America's perceived monopoly on artificial intelligence has collapsed according to TS Lombard's chief China economist, who warned on CNBC Monday that a "China tech shock" threatening US dominance is only beginning and could see most of the world running on Chinese technology infrastructure within five to ten years.

Rory Green, chief China economist and head of Asia research at TS Lombard, told CNBC's "Squawk Box Europe" that China is "moving up the value chain very rapidly" and represents the first time in history an emerging economy has reached the cutting edge of science and technology while maintaining emerging market production costs.

China Combines Advanced Tech with Emerging Market Economics

Green's analysis centers on China's unique position combining frontier technology capabilities with low-cost production and a massive supply chain backed by heavy state investment. Beijing launched a national AI fund exceeding $8 billion in 2025 and is expanding its "AI+" initiative across the entire economy.

"It's not just about AI, DeepSeek, and electric vehicles," Green explained during the interview. "China is moving up the value chain very quickly. For emerging economies, the choice is rather simple. We could easily see a world where, in five to ten years, the majority of the global population will be operating on Chinese technological infrastructure."

The warning comes as Chinese companies demonstrate rapidly advancing capabilities in large language models and AI hardware.
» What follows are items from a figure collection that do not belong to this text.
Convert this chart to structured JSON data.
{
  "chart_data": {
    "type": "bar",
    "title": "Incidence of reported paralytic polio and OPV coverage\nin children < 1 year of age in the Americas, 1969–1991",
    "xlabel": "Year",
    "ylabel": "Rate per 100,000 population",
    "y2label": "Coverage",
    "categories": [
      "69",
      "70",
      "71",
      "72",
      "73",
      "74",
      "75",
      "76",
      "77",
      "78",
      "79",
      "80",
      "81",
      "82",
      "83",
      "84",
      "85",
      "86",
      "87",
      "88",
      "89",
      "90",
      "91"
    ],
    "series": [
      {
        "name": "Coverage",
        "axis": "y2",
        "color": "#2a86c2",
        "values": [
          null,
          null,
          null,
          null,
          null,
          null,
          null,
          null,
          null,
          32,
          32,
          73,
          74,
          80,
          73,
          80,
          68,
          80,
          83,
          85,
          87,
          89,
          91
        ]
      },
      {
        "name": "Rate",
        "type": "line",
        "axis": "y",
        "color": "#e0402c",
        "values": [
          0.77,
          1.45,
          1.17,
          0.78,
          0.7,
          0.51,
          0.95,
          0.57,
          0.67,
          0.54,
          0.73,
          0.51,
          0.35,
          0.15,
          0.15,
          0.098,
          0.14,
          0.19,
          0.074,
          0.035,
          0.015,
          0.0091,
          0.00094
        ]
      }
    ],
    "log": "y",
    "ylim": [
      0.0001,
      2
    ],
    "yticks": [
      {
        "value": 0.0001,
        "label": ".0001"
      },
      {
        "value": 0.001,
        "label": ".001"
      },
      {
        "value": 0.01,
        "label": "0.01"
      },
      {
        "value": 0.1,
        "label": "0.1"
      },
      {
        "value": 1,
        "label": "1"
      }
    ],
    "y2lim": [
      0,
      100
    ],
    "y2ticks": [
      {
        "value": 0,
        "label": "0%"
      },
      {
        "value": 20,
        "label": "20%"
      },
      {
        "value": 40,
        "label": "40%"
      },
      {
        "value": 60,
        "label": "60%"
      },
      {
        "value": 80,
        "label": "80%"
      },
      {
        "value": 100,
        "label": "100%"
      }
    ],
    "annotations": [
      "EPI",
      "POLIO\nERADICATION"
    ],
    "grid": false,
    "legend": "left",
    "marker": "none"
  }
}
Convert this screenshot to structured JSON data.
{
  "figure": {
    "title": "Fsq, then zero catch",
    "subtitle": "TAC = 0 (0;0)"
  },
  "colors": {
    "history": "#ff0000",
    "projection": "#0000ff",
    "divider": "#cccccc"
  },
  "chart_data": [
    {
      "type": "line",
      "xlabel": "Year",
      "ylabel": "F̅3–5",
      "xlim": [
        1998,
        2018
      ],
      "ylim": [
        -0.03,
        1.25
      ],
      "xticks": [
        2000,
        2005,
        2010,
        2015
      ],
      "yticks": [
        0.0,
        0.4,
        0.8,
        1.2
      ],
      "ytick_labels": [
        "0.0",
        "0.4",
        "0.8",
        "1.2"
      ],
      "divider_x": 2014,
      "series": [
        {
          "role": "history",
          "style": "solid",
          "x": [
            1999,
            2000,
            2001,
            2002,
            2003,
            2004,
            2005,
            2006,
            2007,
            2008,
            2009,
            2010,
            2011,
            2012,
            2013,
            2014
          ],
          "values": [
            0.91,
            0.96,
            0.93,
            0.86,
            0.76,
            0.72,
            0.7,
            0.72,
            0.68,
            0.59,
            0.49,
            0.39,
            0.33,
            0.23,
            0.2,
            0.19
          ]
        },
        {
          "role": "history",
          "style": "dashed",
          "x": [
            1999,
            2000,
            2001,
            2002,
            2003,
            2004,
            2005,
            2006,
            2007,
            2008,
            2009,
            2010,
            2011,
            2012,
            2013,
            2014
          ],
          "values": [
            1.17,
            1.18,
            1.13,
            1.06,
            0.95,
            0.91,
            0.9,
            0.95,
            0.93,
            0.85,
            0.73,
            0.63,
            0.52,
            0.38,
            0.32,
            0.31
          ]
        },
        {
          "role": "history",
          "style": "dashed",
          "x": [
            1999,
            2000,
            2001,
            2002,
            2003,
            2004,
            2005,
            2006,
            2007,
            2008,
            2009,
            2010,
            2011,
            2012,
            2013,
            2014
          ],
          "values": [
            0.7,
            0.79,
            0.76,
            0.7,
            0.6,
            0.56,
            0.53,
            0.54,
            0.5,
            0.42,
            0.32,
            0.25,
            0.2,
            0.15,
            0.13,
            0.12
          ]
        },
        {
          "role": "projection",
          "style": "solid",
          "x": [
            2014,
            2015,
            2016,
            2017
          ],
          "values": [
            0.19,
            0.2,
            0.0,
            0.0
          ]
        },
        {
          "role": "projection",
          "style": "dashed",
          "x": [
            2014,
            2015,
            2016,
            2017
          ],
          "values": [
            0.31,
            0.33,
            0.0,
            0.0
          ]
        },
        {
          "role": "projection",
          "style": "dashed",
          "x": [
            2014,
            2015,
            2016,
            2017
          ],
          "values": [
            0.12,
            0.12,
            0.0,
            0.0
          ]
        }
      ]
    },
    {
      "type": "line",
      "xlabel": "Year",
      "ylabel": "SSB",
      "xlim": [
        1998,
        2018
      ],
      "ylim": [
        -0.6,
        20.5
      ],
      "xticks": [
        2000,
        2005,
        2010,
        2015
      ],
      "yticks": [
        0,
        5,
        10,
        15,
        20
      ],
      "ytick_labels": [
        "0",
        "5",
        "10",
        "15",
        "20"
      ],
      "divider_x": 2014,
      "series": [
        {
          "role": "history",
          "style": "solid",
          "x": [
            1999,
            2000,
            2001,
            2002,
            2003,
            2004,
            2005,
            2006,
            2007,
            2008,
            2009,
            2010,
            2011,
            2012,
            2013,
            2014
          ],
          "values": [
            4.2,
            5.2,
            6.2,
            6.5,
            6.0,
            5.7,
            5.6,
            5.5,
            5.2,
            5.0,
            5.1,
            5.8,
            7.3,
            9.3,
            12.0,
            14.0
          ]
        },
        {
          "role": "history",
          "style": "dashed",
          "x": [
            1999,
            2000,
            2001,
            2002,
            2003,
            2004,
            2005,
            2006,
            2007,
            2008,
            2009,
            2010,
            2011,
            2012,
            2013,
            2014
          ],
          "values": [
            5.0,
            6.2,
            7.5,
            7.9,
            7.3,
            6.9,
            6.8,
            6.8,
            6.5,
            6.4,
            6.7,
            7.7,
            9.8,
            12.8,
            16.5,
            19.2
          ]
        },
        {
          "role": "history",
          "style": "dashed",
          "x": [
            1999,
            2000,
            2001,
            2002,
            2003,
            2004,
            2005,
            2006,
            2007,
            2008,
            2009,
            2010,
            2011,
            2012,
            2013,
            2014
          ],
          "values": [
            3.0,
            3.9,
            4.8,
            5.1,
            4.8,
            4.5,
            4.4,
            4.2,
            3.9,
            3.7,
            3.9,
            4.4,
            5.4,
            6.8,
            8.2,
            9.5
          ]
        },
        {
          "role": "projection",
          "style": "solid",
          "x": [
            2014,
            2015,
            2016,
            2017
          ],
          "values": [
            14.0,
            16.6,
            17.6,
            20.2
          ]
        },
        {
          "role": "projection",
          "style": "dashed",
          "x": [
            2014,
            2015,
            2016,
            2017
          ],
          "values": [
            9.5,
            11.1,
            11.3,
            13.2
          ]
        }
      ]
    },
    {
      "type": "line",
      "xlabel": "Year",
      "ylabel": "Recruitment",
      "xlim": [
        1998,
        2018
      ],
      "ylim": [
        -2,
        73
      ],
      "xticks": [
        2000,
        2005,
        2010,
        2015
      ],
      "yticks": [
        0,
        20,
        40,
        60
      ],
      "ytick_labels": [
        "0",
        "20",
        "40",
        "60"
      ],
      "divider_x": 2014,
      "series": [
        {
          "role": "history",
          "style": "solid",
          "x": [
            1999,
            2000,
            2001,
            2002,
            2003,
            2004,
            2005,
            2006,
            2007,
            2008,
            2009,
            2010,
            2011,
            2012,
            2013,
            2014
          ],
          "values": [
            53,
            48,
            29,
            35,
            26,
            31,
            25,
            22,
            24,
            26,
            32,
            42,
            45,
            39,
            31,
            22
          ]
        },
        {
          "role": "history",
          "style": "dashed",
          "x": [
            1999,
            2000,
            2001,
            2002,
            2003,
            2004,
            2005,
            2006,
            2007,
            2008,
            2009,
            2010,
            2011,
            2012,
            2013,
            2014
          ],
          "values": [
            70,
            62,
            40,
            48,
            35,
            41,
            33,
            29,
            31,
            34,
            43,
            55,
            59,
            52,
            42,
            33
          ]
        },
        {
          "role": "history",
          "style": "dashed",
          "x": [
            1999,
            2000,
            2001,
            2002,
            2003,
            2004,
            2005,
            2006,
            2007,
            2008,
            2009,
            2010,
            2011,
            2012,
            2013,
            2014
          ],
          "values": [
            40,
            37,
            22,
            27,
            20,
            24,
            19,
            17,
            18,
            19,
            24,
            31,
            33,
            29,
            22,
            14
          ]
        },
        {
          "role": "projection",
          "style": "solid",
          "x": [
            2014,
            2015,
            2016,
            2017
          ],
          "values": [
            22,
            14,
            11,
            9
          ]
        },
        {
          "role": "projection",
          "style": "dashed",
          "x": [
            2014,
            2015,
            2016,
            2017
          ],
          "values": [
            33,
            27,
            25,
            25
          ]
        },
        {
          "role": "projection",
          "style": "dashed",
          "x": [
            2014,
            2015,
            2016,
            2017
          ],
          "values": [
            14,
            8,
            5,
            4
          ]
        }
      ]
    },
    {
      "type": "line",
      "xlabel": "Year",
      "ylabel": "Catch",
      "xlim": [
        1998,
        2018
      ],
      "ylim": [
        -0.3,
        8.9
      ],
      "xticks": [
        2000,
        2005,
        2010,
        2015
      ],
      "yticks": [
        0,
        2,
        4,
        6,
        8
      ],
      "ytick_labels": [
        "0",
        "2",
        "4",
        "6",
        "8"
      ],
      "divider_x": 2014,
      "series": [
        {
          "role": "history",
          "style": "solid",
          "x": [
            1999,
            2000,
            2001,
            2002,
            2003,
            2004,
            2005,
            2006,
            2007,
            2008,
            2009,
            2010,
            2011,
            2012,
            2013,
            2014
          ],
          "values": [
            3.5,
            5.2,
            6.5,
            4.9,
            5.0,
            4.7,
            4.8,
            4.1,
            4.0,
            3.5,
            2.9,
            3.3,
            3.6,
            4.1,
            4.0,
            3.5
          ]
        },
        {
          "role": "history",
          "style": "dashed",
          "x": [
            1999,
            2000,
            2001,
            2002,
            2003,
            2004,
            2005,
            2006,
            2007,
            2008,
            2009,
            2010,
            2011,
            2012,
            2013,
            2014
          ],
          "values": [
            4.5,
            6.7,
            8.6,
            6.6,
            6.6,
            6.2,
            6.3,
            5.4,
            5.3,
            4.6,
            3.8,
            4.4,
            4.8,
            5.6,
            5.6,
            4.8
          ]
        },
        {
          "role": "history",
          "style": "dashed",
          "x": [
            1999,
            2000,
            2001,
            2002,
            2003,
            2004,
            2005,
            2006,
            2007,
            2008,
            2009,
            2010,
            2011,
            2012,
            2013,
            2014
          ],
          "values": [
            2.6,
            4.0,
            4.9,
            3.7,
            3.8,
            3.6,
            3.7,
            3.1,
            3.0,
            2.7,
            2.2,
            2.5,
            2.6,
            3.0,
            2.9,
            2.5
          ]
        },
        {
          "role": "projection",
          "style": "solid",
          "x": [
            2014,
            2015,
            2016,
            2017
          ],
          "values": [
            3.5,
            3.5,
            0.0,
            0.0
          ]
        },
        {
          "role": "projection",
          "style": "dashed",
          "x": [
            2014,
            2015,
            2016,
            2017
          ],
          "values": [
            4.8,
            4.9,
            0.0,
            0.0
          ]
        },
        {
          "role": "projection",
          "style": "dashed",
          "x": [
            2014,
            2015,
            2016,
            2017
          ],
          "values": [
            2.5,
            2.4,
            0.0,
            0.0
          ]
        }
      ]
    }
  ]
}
Recent releases from companies like Zhipu AI, which trained its 744 billion parameter GLM-5 model entirely on domestic Huawei chips, and Alibaba's RynnBrain robotics AI have validated concerns about China's accelerating progress.

Closing the Hardware Gap

China is narrowing the gap in AI hardware by using domestic chips from Huawei and leveraging cheaper energy costs to scale computing power, directly challenging US leaders like Nvidia. The country's progress comes despite US export restrictions on advanced semiconductors, demonstrating the effectiveness of China's push for technological self-sufficiency.

Demis Hassabis, CEO of Google DeepMind, told CNBC in January that Chinese AI models may lag behind American and Western competitors by "only a few months," much closer in performance than estimated a year or two ago. However, Hassabis questioned whether Chinese companies could innovate breakthrough technologies rather than simply catching up to existing frontiers.

US Tech Giants Face Return-on-Investment Doubts

Meanwhile, American tech giants Amazon, Microsoft, Meta, and Alphabet recently announced AI capital expenditures potentially reaching $700 billion within 2026. These announcements sparked investor concerns about return on investment, leading to approximately $1 trillion in lost market value across major tech stocks, though some have partially recovered.

Karim Moussalem, head of investments at Selwood Asset Management, told "Squawk Box Europe" there is intense "nervousness around US exceptionalism," particularly as China demonstrates the ability to develop competitive AI capabilities with lower costs and less advanced chip technology.

The combined effect of China's rapid AI advancement and questions about US tech spending sustainability has created what Green characterizes as a fundamental shift in global technology leadership, with strategic implications extending far beyond just the AI sector into broader questions of economic and technological influence.